Radio

Smartphone wird per App zum Digi­talradio-Empfänger

Star­waves hat eine App veröf­fent­licht, die aus einem Android-Smart­phone einen DRM-Digi­tal­radio-Empfänger macht. Nach­teil: Es gibt in Europa kaum noch Sendungen in diesem Stan­dard

Die Firma Star­waves hat in Zusam­men­arbeit mit dem Fraun­hofer Institut für Inte­grierte Schal­tungen (IIS) eine Android-App entwi­ckelt, die sich zum Empfang von digi­talen Radio­pro­grammen über das Smart­phone eignet. Das Star­waves DRM SoftRadio, wie sich die Anwen­dung nennt, ist für 4,49 Euro im Google Play Store erhält­lich und für Smart­phones und Tablets glei­cher­maßen geeignet.

Für den Empfang wird zusätz­lich ein SDR-Dongle (Soft­ware Defined Radio) benö­tigt, der über den USB-Anschluss mit dem Smart­phone verbunden wird. In der App-Beschrei­bung im Google Play Store nennt der Hersteller eine kompa­tible Dongles.

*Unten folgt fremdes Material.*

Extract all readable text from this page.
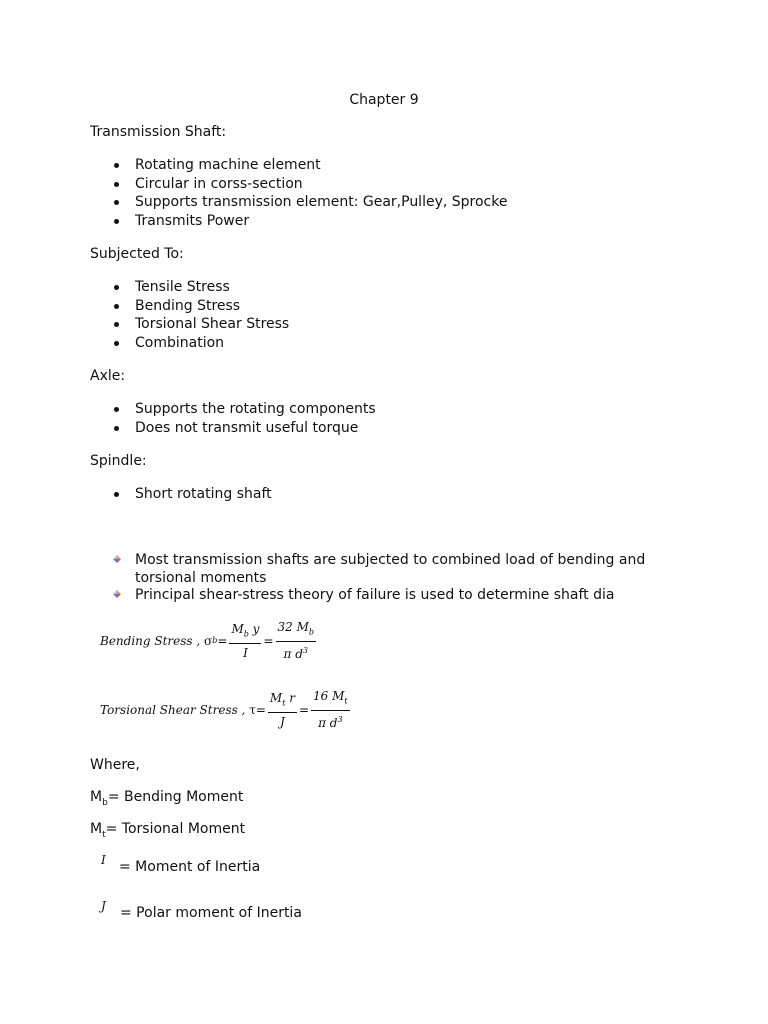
Chapter 9
Transmission Shaft:
Rotating machine element
Circular in corss-section
Supports transmission element: Gear,Pulley, Sprocke
Transmits Power
Subjected To:
Tensile Stress
Bending Stress
Torsional Shear Stress
Combination
Axle:
Supports the rotating components
Does not transmit useful torque
Spindle:
Short rotating shaft
Most transmission shafts are subjected to combined load of bending and torsional moments
Principal shear-stress theory of failure is used to determine shaft dia
Bending Stress ,
σ $b = \frac{M_b y}{I} = \frac{32 M_b}{\pi d^3}$
Torsional Shear Stress ,
$\tau = \frac{M_t r}{J} = \frac{16 M_t}{\pi d^3}$
Where,
$M_b=$ Bending Moment
$M_t=$ Torsional Moment
I = Moment of Inertia
J = Polar moment of Inertia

Benutzeroberfläche der StarWaves-Software Benutzeroberfläche der StarWaves-Software
Foto: Starwaves
"Wir sind sehr stolz darauf, dass wir in Part­ner­schaft mit dem Fraun­hofer IIS welt­weit als Erste kosten­güns­tigen DRM Digi­tal­radio-Empfang mit allen Kern­funk­tionen für den Endkunden auf Mobil­geräten möglich machen können. Jetzt kann prak­tisch jeder sein Handy oder Tablet ganz einfach aufrüsten und DRM Digi­tal­radio in hervor­ragender Qualität und mit allen erwei­terten Features einschließ­lich Jour­naline erleben", berichtet Johannes von Weyssen­hoff, Gründer von Star­waves.

Benut­zer­freund­liches Bedien­kon­zept

Bei der Entwick­lung der App sei großer Wert auf ein nutzer­freund­liches Bedien­kon­zept gelegt worden. Damit wolle sich Star­waves mit seiner App von bishe­rigen tech­nischen Anwen­dungen abzu­setzen. Mit wenigen Klicks können die Nutzer über die Benut­zer­ober­fläche Radio­pro­gramme auswählen und sich bei Bedarf vom Programm­ver­anstalter über­tra­gene Zusatz­infor­mationen anzeigen lassen.

Das Fraun­hofer IIS bezeichnet DRM in der Pres­semit­tei­lung zur neuen Radio-App als Nach­folger des klas­sischen AM- und UKW-Rund­funks. In der Tat galt der Stan­dard vor rund 20 Jahren als Hoff­nungs­träger, um das über Länder­grenzen hinweg empfang­bare Radio auf Lang-, Mittel- und Kurz­welle ins digi­tale Zeit­alter zu über­führen. Rund­funk­anstalten wie die Deut­sche Welle, die BBC London oder auch RTL Radio strahlten Test­sen­dungen in DRM aus.

Menü für die Frequenzeingabe Menü für die Frequenzeingabe
Foto: StarWaves
Zumin­dest in Europa und Nord­ame­rika hat sich der Stan­dard nicht etabliert. Hier­zulande sendet nur noch das Campus­pro­gramm Funk­lust in DRM. In deut­scher Sprache sind zudem Sendungen von Radio Rumä­nien Inter­national digital auf Kurz­welle zu empfangen. Ansonsten hat sich digi­tales Radio regional der DAB+-Stan­dard und welt­weit die Verbrei­tung im Internet durch­gesetzt.

Leider haben sich Smart­phones mit inte­griertem DAB+-Empfänger nicht etabliert. Ledig­lich ein einziges Modell von LG kam in Europa auf den Markt.